Day 5 was a transition day to get us from the Crabtree drainage to Wallace Creek via the Crabtree Ranger Station and the JMT. This 9.5 miles of hiking covered a variety of terrain from the Crabtree high country to the forest bench west of Mount Whitney. We saw only a few people during the day before finding a nice campsite along Wallace Creek.
Day 6 started out with a hiker trail that led to Wallace Lake. From Wallace Lake, our route turned south and climbed up steep slopes to Tulainyo Lake (12,822 feet). The crux of this walk was between 12,000 and 12,400 feet. Tulainyo Lake has a spectacular setting in a bowl with Mount Tunnabor to the north, the Cleaver to the east, Mount Carillon to the south east and Mount Russell to the south. From our campsite, we also had a great view west to the massive Great Western Divide across the deep Kern River Canyon. Our walk covered 6.0 miles with 2,400 feet of elevation gain.
Day 7 felt like a good day for a rest. We limited our excursions to an ascent of Tunnabora Peak (13,565 feet) via its South Face, which covered about a mile round trip with roughly 700 feet of elevation gain.
Day 8 was the big climbing day that we rested for on Day 7. Our goal was Mount Russell (14,086 feet), the last 14er on our agenda. To climb the peak, we had to first climb to the Russell–Carillon Pass (a Class 3 endeavor) and then make our way to the base of the peak’s East Arete. In his book The High Sierra: Peaks, Passes and Trails, R.J Secor says of Mount Russell:
“This is the finest peak in the Mount Whitney region. It is high and beautiful, and none of its routes are easy.”

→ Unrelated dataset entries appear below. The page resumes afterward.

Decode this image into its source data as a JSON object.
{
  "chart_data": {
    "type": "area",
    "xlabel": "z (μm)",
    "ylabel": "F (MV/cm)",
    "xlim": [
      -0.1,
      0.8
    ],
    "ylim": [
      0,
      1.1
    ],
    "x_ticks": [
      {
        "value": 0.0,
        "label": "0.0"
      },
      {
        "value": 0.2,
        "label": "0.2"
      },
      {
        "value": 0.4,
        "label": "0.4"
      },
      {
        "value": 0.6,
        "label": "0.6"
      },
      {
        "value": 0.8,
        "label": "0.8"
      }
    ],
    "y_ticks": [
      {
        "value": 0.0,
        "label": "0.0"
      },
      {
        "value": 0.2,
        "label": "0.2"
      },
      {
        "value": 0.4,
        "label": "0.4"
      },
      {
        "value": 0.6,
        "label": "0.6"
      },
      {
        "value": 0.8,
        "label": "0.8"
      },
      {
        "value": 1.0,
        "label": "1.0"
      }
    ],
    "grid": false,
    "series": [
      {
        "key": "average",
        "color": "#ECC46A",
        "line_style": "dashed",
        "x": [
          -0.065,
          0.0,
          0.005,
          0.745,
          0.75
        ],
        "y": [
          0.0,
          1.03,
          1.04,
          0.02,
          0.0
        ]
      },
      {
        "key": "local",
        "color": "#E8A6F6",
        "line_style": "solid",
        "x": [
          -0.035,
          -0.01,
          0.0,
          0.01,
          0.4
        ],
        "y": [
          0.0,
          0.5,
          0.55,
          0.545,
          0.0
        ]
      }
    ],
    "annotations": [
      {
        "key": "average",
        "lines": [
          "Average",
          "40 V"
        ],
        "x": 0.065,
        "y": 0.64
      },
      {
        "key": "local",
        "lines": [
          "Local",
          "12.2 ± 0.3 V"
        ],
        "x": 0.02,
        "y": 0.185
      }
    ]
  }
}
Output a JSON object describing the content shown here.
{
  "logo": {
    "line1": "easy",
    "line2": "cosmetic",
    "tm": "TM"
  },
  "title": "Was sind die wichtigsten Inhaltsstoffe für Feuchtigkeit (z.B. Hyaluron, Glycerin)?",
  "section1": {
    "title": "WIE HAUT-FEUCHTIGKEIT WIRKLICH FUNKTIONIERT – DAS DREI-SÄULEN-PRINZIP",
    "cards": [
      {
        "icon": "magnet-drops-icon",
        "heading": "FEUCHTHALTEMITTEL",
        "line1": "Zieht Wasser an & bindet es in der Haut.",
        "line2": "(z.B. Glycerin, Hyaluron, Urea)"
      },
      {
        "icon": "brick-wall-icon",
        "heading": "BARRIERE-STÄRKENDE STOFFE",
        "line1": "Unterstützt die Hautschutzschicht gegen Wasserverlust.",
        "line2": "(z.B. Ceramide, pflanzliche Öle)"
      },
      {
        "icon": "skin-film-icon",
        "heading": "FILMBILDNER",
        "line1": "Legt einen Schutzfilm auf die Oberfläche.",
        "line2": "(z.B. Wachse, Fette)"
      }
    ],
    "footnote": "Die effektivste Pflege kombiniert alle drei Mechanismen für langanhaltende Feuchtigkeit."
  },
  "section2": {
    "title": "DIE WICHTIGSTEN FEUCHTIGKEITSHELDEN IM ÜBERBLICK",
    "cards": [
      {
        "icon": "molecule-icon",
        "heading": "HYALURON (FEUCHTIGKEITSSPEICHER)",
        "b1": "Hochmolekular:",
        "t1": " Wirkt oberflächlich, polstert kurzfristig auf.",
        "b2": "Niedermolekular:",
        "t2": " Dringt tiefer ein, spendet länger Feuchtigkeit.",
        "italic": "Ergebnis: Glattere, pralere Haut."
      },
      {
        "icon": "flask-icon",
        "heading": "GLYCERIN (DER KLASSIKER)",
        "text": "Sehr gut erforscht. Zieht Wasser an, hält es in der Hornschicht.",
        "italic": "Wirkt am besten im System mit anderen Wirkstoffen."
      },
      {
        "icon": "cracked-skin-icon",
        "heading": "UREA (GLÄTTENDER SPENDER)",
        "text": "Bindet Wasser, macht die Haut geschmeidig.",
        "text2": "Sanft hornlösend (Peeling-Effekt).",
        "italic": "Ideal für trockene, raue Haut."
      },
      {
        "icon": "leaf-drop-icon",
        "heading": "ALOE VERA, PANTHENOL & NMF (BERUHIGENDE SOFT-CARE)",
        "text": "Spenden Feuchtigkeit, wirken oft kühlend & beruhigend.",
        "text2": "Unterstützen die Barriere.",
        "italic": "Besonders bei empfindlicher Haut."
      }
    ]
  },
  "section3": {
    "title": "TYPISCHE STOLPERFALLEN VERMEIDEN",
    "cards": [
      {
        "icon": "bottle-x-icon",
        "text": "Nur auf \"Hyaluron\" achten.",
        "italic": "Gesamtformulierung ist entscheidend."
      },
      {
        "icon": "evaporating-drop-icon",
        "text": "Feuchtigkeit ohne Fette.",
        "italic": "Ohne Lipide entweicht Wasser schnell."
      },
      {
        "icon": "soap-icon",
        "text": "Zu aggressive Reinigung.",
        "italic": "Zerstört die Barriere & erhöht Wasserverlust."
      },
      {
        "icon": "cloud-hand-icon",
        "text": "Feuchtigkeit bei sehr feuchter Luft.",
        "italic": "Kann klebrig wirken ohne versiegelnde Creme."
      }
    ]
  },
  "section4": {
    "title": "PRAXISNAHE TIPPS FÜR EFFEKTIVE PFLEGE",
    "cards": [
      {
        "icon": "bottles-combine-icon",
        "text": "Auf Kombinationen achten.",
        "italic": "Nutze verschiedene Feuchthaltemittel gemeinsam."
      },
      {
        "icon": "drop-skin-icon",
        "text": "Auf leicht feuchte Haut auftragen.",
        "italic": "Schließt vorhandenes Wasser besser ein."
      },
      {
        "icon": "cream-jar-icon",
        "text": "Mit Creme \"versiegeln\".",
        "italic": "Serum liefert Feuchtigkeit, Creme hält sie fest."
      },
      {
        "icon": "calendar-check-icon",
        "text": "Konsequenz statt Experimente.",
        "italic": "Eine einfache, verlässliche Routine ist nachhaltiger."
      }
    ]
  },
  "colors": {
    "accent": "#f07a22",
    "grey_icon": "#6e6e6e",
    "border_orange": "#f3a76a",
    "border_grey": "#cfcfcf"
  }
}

The East Arete Route was first climbed by Norman Clyde in 1926 and is rated Class 3. Like many California Class 3 routes, I would rate the route at Class 4. We found the climbing challenging but not difficult. It was the exposure in several spots that jack the rating up to Class 4. The route from the pass was easy to find. Once on top, we worked our way to the [higher] West Summit. Returning to the pass, we made the short hike to the summit of Mount Carillon (13,355 feet) via the its South Face, a Class 2 climb.
Day 9 (our final day) was going to be a bit anticlimactic as all we had to do was cross the Russell–Carillon Pass again and hike out to Whitney Portal. I thought we would find a climbers’ trail covering the entire distance but, instead, route finding became an issue as there were no cairns and an abundance of cliffs to work around. So close but so far away. After a few wrong turns, we finally found the Mount Whitney Trail and made our way to the car.
I highly recommend this trip to anyone who enjoys off-trail travel or who wants to climb Mount Whitney in an unorthodox manner. When I followed much of this route in 2008, we ran into a lot of hikers in the Rock Creek and Crabtree drainages but we still had much of our time to ourselves. We covered 52 miles on the trip with plenty of elevation gain.